There are the note about the n-th order characteristic function of Gaussians random process [CS1n-thOrderCharacteristicFunctionOfGaussian]. The only difference between the note and this problem is that this problem use the $ \mu\left(t\right) $ rather than $ \eta_{\mathbf{X}}\left(t\right)=E\left[\mathbf{X}\left(t\right)\right] $ .
Solution
$ \Phi_{\mathbf{X}\left(t_{1}\right)\cdots\mathbf{X}\left(t_{n}\right)}\left(\omega_{1},\cdots,\omega_{n}\right)=\exp\left\{ i\sum_{k=1}^{n}\mu_{\mathbf{X}}\left(t_{k}\right)\omega_{k}-\frac{1}{2}\sum_{j=1}^{n}\sum_{k=1}^{n}C_{\mathbf{XX}}\left(t_{j},t_{k}\right)\omega_{j}\omega_{k}\right\} $ .
(b)
Show that the probabilistic description of $ \mathbf{X}\left(t\right) $ is completely characterized by $ \mu\left(t\right) $ and autocovariance function $ C_{\mathbf{XX}}\left(t_{1},t_{2}\right) $ .
Solution
From (a), the characteristic function of $ \mathbf{X}\left(t\right) $ is specified completely in terms of $ \mu_{\mathbf{X}}\left(t\right) $ and $ C_{\mathbf{XX}}\left(t_{1},t_{2}\right) $ . Thus, probabilistic description of $ \mathbf{X}\left(t\right) $ is completely characterized by the characteristic function.
Note
$ f_{\mathbf{X}}\left(x\right)=\frac{1}{2\pi}\int_{-\infty}^{\infty}e^{-i\omega x}\Phi_{\mathbf{X}}\left(\omega\right)d\omega. $
(c)
Show that if $ \mathbf{X}\left(t\right) $ is wide-sense stationary then it is also strict-sense stationary.
Note
You can use the theorem and its proof [CS1WSSandGaussianisSSS] for solving this problem.
4. (25 Points)
Let $ \mathbf{X}_{1},\mathbf{X}_{2},\mathbf{X}_{3},\cdots $ be a sequence of independent, identically distributed random variables, each having Cauchy pdf $ f\left(x\right)=\frac{1}{\pi\left(1+x^{2}\right)}\;,\qquad-\infty<x<\infty.

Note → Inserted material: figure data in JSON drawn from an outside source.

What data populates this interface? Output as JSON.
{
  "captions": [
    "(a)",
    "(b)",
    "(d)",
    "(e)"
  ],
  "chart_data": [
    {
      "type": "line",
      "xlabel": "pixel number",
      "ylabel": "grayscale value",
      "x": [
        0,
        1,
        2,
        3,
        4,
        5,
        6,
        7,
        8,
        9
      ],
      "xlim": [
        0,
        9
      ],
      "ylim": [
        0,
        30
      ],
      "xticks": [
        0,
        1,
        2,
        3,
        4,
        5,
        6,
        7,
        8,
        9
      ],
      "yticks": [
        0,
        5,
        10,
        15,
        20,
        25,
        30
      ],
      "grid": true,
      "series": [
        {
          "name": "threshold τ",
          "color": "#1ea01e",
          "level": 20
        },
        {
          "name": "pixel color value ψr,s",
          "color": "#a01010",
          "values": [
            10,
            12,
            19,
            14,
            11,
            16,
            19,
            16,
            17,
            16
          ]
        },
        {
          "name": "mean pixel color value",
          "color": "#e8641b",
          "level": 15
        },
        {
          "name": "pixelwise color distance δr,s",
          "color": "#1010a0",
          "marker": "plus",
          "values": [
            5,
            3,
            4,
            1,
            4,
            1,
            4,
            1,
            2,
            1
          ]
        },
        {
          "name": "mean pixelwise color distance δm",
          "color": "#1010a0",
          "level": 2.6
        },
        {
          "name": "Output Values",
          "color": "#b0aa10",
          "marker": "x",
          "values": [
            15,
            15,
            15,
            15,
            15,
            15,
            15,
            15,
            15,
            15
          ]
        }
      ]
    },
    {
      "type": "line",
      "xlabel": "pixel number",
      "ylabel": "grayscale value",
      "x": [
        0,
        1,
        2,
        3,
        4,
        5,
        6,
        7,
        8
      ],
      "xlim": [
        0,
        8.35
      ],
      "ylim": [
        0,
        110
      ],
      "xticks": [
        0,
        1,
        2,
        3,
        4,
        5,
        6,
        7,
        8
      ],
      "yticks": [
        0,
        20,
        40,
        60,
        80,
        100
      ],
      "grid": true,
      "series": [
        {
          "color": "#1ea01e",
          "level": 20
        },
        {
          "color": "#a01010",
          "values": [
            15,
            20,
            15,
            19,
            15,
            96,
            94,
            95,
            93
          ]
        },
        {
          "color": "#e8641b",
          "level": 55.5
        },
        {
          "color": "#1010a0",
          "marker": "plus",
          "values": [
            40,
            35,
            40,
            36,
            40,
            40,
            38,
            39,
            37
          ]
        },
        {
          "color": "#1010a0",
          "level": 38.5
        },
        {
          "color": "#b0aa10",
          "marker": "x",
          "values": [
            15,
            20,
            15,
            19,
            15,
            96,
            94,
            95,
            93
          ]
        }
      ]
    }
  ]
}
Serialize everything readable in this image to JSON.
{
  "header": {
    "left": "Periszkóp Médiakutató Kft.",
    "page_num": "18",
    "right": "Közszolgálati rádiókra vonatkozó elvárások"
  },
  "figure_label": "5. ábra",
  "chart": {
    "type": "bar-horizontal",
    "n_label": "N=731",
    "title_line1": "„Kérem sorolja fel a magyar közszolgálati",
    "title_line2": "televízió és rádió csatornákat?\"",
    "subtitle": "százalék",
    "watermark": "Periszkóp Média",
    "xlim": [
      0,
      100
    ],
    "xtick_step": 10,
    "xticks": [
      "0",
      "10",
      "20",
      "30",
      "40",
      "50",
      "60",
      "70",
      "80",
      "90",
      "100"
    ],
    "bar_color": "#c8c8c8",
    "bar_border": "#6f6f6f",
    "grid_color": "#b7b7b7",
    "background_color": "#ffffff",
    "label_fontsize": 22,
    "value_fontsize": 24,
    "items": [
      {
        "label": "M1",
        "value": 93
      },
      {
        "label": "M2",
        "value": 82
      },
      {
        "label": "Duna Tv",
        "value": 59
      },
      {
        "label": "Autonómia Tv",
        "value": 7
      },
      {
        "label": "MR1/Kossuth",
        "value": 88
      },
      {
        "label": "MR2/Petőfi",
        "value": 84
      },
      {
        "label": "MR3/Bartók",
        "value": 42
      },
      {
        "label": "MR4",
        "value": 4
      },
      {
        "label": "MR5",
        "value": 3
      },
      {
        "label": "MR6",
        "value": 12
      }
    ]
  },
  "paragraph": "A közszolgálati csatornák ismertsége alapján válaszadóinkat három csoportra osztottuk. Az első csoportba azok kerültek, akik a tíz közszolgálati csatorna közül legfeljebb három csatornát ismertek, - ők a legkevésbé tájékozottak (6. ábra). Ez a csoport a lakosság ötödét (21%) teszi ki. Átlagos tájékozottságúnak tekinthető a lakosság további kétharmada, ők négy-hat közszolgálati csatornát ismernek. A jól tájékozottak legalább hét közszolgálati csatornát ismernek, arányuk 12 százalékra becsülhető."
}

Let \mathbf{Y}_{n}=\frac{1}{n}\sum_{i=1}^{n}\mathbf{X}_{i}. $ Find the pdf of $ \mathbf{Y}_{n} $ . Describe how the pdf of $ \mathbf{Y}_{n} $ depends on $ n $ . Does the sequence $ \mathbf{Y}_{1},\mathbf{Y}_{2},\mathbf{Y}_{3},\cdots $ converge in distribution? If yes, what is the distribution of the random variable it converges to?
Note
You can see the definition of the converge in distribution [CS1ConvergeInDistribution]. Furthermore, you have to know the characteristic function of Cauchy distributed random varaible.
Solution
According to the characteristic function of Cauchy distributed random variable,
$ \Phi_{\mathbf{X}}\left(\omega\right)=e^{-\left|\omega\right|}. $
$ \Phi_{\mathbf{Y}_{n}}\left(\omega\right)=E\left[\exp\left\{ i\omega\mathbf{Y}_{n}\right\} \right]=E\left[\exp\left\{ i\frac{\omega}{n}\sum_{k=1}^{n}\mathbf{X}_{k}\right\} \right]=E\left[\prod_{k=1}^{n}\exp\left\{ i\frac{\omega}{n}\mathbf{X}_{k}\right\} \right] $$ =E\left[\exp\left\{ i\frac{\omega}{n}\mathbf{X}\right\} \right]^{n}=\Phi_{\mathbf{X}}\left(\frac{\omega}{n}\right)^{n}=\left[e^{-\left|\omega/n\right|}\right]^{n}=e^{-\left|\omega\right|}. $
$ f_{\mathbf{Y}_{n}}\left(\omega\right)=\frac{1}{2\pi}\int_{-\infty}^{\infty}e^{-i\omega y}e^{-\left|\omega\right|}d\omega=\frac{1}{2\pi}\left[\int_{-\infty}^{0}e^{-i\omega y}e^{\omega}d\omega+\int_{0}^{\infty}e^{-i\omega y}e^{-\omega}d\omega\right] $$ =\frac{1}{2\pi}\left[\int_{-\infty}^{C}e^{\omega\left(1-iy\right)}+\int_{C}^{\infty}e^{-\omega\left(1+iy\right)}d\omega\right]=\frac{1}{2\pi}\left[\frac{1}{1-iy}e^{\omega\left(1-iy\right)}\biggl|_{-\infty}^{C}+\frac{-1}{1+iy}e^{-\omega\left(1+iy\right)}\biggl|_{C}^{\infty}\right] $$ =\frac{1}{2\pi}\left[\frac{1}{1-iy}+\frac{1}{1+iy}\right]=\frac{1}{2\pi}\left[\frac{1+iy+1-iy}{1+y^{2}}\right]=\frac{1}{2\pi}\cdot\frac{2}{1+y^{2}}=\frac{1}{\pi\left(1+y^{2}\right)}. $